Despite the upheaval of COVID, our pre pandemic national work has had a lasting legacy on individuals, decision makers and practitioners
“I like this strange and unexpected friendship that we have developed” – Camps participant
We’re delighted that the group of participants who performed at Bristol Old Vic nearly 18 months ago have continued to meet as their own theatre company during the pandemic, with ongoing support from Bristol Old Vic, and that their experience of the Camps project has provided supportive connections that have endured. Some of the group have also joined our Members programme, as this is currently accessible online.
“By demonstrating the world you believe in, you’re more likely to get that world.” – Fee Plumley, Manchester Camps performance policy panel member.

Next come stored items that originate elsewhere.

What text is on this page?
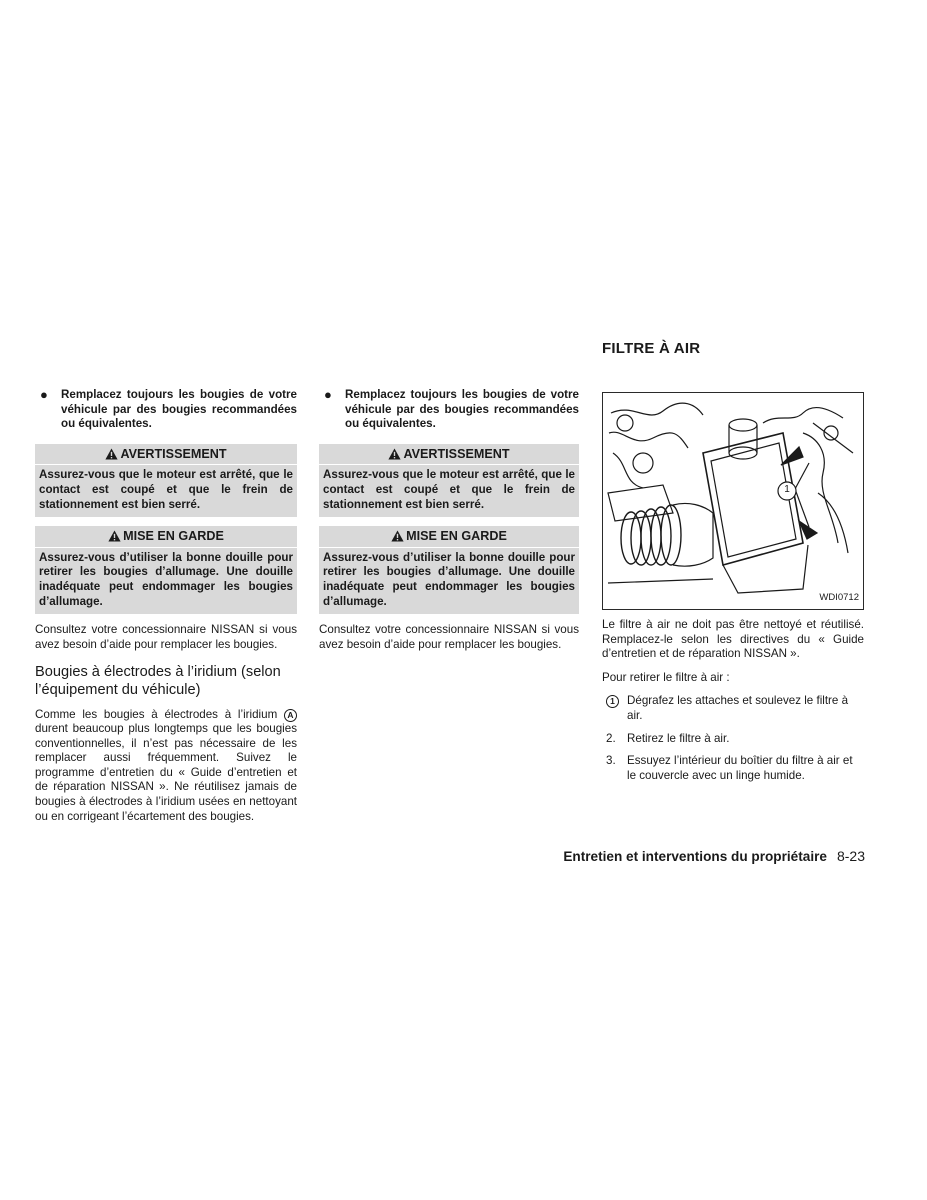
FILTRE À AIR
● Remplacez toujours les bougies de votre véhicule par des bougies recommandées ou équivalentes.
AVERTISSEMENT
Assurez-vous que le moteur est arrêté, que le contact est coupé et que le frein de stationnement est bien serré.
MISE EN GARDE
Assurez-vous d’utiliser la bonne douille pour retirer les bougies d’allumage. Une douille inadéquate peut endommager les bougies d’allumage.

Consultez votre concessionnaire NISSAN si vous avez besoin d’aide pour remplacer les bougies.

Bougies à électrodes à l’iridium (selon l’équipement du véhicule)

Comme les bougies à électrodes à l’iridium A durent beaucoup plus longtemps que les bougies conventionnelles, il n’est pas nécessaire de les remplacer aussi fréquemment. Suivez le programme d’entretien du « Guide d’entretien et de réparation NISSAN ». Ne réutilisez jamais de bougies à électrodes à l’iridium usées en nettoyant ou en corrigeant l’écartement des bougies.

● Remplacez toujours les bougies de votre véhicule par des bougies recommandées ou équivalentes.
AVERTISSEMENT
Assurez-vous que le moteur est arrêté, que le contact est coupé et que le frein de stationnement est bien serré.
MISE EN GARDE
Assurez-vous d’utiliser la bonne douille pour retirer les bougies d’allumage. Une douille inadéquate peut endommager les bougies d’allumage.

Consultez votre concessionnaire NISSAN si vous avez besoin d’aide pour remplacer les bougies.

1
WDI0712

Le filtre à air ne doit pas être nettoyé et réutilisé. Remplacez-le selon les directives du « Guide d’entretien et de réparation NISSAN ».

Pour retirer le filtre à air :

1	Dégrafez les attaches et soulevez le filtre à air.
2. Retirez le filtre à air.
3. Essuyez l’intérieur du boîtier du filtre à air et le couvercle avec un linge humide.
Entretien et interventions du propriétaire 8-23
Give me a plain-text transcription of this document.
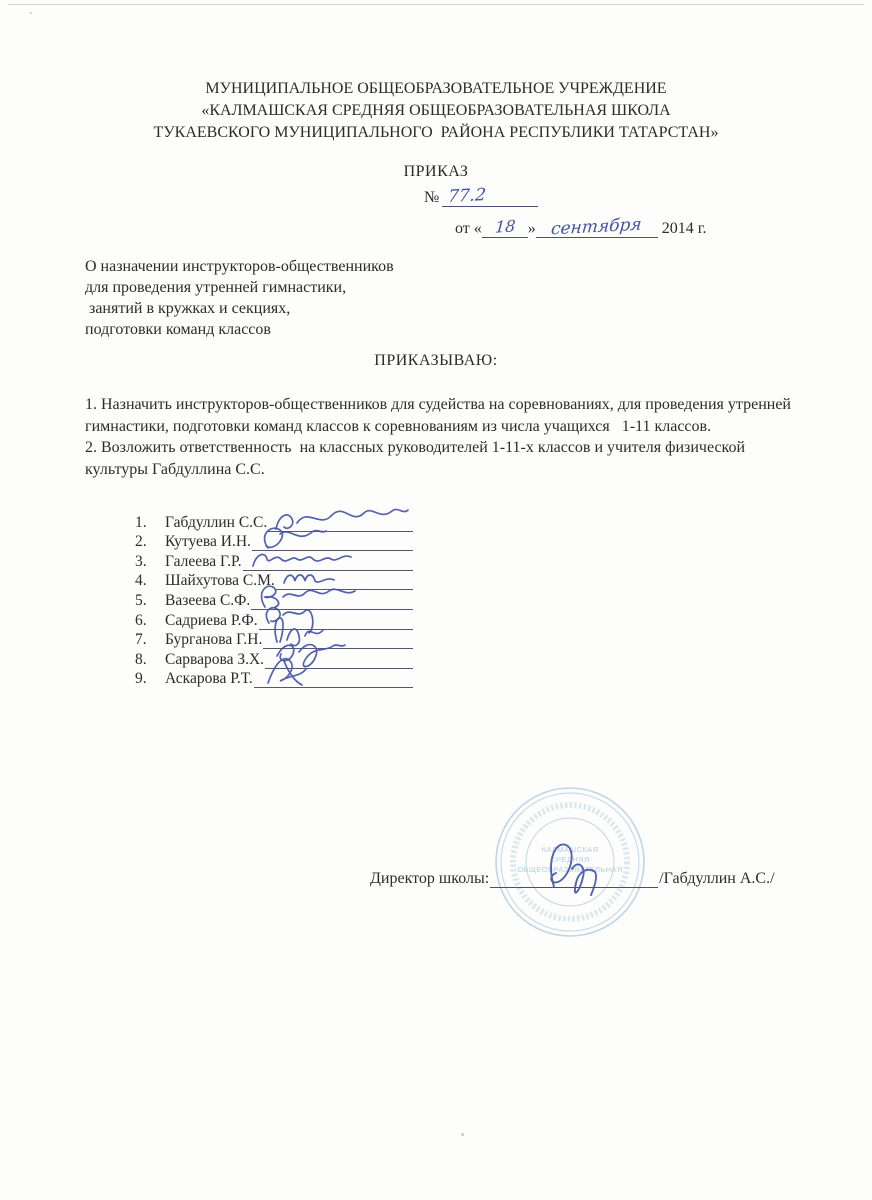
МУНИЦИПАЛЬНОЕ ОБЩЕОБРАЗОВАТЕЛЬНОЕ УЧРЕЖДЕНИЕ
«КАЛМАШСКАЯ СРЕДНЯЯ ОБЩЕОБРАЗОВАТЕЛЬНАЯ ШКОЛА
ТУКАЕВСКОГО МУНИЦИПАЛЬНОГО  РАЙОНА РЕСПУБЛИКИ ТАТАРСТАН»
ПРИКАЗ
№ 77.2
от « 18 » сентября 2014 г.
О назначении инструкторов-общественников
для проведения утренней гимнастики,
занятий в кружках и секциях,
подготовки команд классов
ПРИКАЗЫВАЮ:

1. Назначить инструкторов-общественников для судейства на соревнованиях, для проведения утренней гимнастики, подготовки команд классов к соревнованиям из числа учащихся   1-11 классов.

2. Возложить ответственность  на классных руководителей 1-11-х классов и учителя физической культуры Габдуллина С.С.

1.	Габдуллин С.С.
2.	Кутуева И.Н.
3.	Галеева Г.Р.
4.	Шайхутова С.М.
5.	Вазеева С.Ф.
6.	Садриева Р.Ф.
7.	Бурганова Г.Н.
8.	Сарварова З.Х.
9.	Аскарова Р.Т.
КАЛМАШСКАЯ
СРЕДНЯЯ
ОБЩЕОБРАЗОВАТЕЛЬНАЯ
Директор школы:	/Габдуллин А.С./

Timing is everything, and our Camps work in 2019 happened when both Bristol City Council and Greater Manchester Combined Authority (GMCA) were developing their homelessness strategies, and our theatre performances were attended by key local politicians and staff. Theatre created a space for performers to create a play to show what needed to change, disrupted conventional power dynamics between performers who had experience of homelessness and decision makers and enabled powerful dialogue to happen between them. The value of authentic engagement with people with lived experience was clear, and both authorities have built this into their homelessness work since. GMCA have taken this forward in a big way and are now using legislative theatre to coproduce their Homelessness Prevention strategy , led by Katy Rubin and her fantastic team of facilitators with lived experience – and it’s been great to see the work they have done during this year, as well as the work that Shelter have now started with them, using legislative theatre to highlight changes needed around private tenants’ rights.
“I believe I focus better on the way the young people I support are oppressed and I am able to shine a light on this for my colleagues. This has helped massively.”

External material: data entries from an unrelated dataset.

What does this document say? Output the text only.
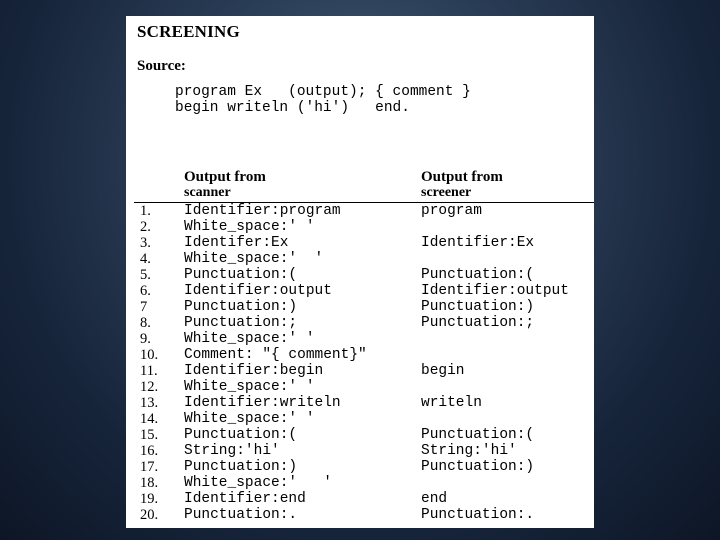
SCREENING
Source:
program Ex   (output); { comment }
begin writeln ('hi')   end.
Output from
scanner
Output from
screener
1.	Identifier:program	program
2.	White_space:' '
3.	Identifer:Ex	Identifier:Ex
4.	White_space:'  '
5.	Punctuation:(	Punctuation:(
6.	Identifier:output	Identifier:output
7	Punctuation:)	Punctuation:)
8.	Punctuation:;	Punctuation:;
9.	White_space:' '
10.	Comment: "{ comment}"
11.	Identifier:begin	begin
12.	White_space:' '
13.	Identifier:writeln	writeln
14.	White_space:' '
15.	Punctuation:(	Punctuation:(
16.	String:'hi'	String:'hi'
17.	Punctuation:)	Punctuation:)
18.	White_space:'   '
19.	Identifier:end	end
20.	Punctuation:.	Punctuation:.
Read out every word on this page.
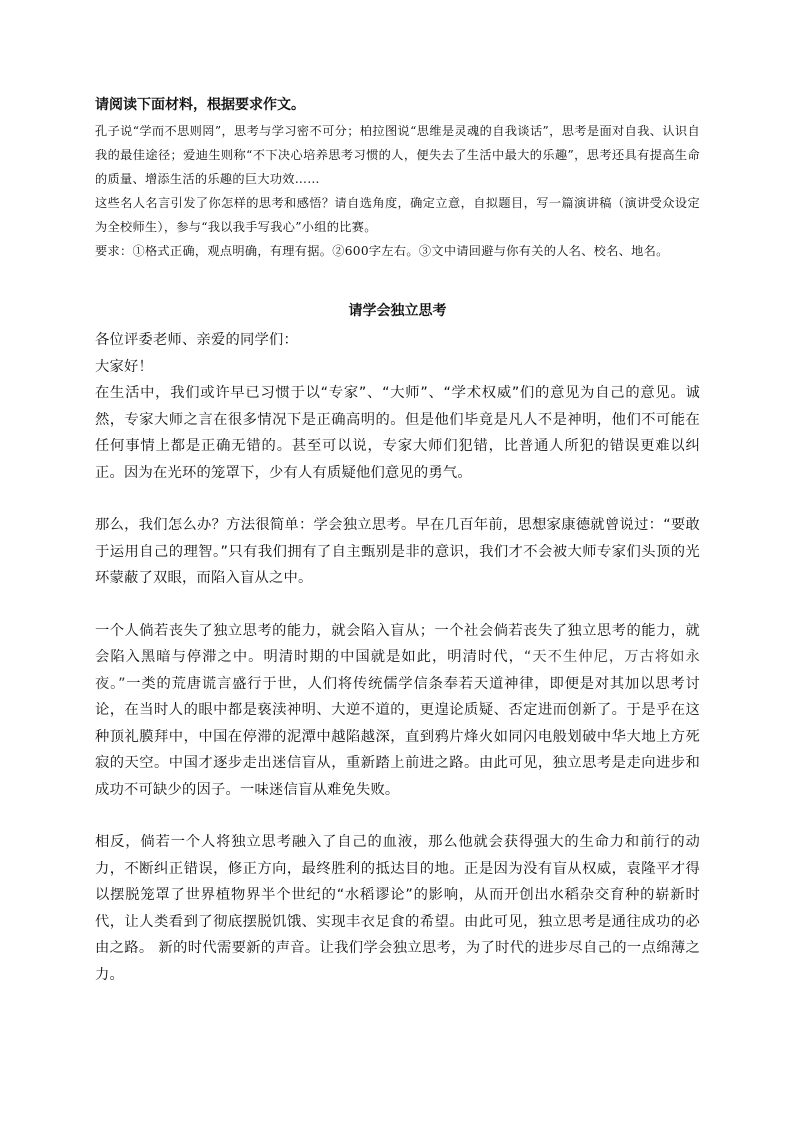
请阅读下面材料，根据要求作文。

孔子说“学而不思则罔”，思考与学习密不可分；柏拉图说“思维是灵魂的自我谈话”，思考是面对自我、认识自我的最佳途径；爱迪生则称“不下决心培养思考习惯的人，便失去了生活中最大的乐趣”，思考还具有提高生命的质量、增添生活的乐趣的巨大功效……

这些名人名言引发了你怎样的思考和感悟？请自选角度，确定立意，自拟题目，写一篇演讲稿（演讲受众设定为全校师生），参与“我以我手写我心”小组的比赛。

要求：①格式正确，观点明确，有理有据。②600字左右。③文中请回避与你有关的人名、校名、地名。

请学会独立思考

各位评委老师、亲爱的同学们：

大家好！

在生活中，我们或许早已习惯于以“专家”、“大师”、“学术权威”们的意见为自己的意见。诚然，专家大师之言在很多情况下是正确高明的。但是他们毕竟是凡人不是神明，他们不可能在任何事情上都是正确无错的。甚至可以说，专家大师们犯错，比普通人所犯的错误更难以纠正。因为在光环的笼罩下，少有人有质疑他们意见的勇气。

那么，我们怎么办？方法很简单：学会独立思考。早在几百年前，思想家康德就曾说过：“要敢于运用自己的理智。”只有我们拥有了自主甄别是非的意识，我们才不会被大师专家们头顶的光环蒙蔽了双眼，而陷入盲从之中。

一个人倘若丧失了独立思考的能力，就会陷入盲从；一个社会倘若丧失了独立思考的能力，就会陷入黑暗与停滞之中。明清时期的中国就是如此，明清时代，“天不生仲尼，万古将如永夜。”一类的荒唐谎言盛行于世，人们将传统儒学信条奉若天道神律，即便是对其加以思考讨论，在当时人的眼中都是亵渎神明、大逆不道的，更遑论质疑、否定进而创新了。于是乎在这种顶礼膜拜中，中国在停滞的泥潭中越陷越深，直到鸦片烽火如同闪电般划破中华大地上方死寂的天空。中国才逐步走出迷信盲从，重新踏上前进之路。由此可见，独立思考是走向进步和成功不可缺少的因子。一味迷信盲从难免失败。

相反，倘若一个人将独立思考融入了自己的血液，那么他就会获得强大的生命力和前行的动力，不断纠正错误，修正方向，最终胜利的抵达目的地。正是因为没有盲从权威，袁隆平才得以摆脱笼罩了世界植物界半个世纪的“水稻谬论”的影响，从而开创出水稻杂交育种的崭新时代，让人类看到了彻底摆脱饥饿、实现丰衣足食的希望。由此可见，独立思考是通往成功的必由之路。 新的时代需要新的声音。让我们学会独立思考，为了时代的进步尽自己的一点绵薄之力。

Finally, the vast majority of arts and homelessness practitioners across different cities who undertook our Theatre of the Oppressed training in the programme have reported after a year or more that their practice has changed as a result.
Our role in this multi faceted legacy has been to help catalyse change, not to define or predict it, but to help build connections, experience of our approaches and a space where change can be imagined.
Thanks to the support and flexibility of our funders, and the energy of local people and partners we have been able to adapt and sustain our national work over this difficult year.
We’re now looking forward to completing the programme in the year ahead in Newcastle, Coventry and Plymouth which will be a mixture of online work and hopefully in real life in wonderful theatre partner spaces at some point too. We’ll use our learnings to continue to make a difference to people and places and to play our own part in shaping the future that emerges after this year.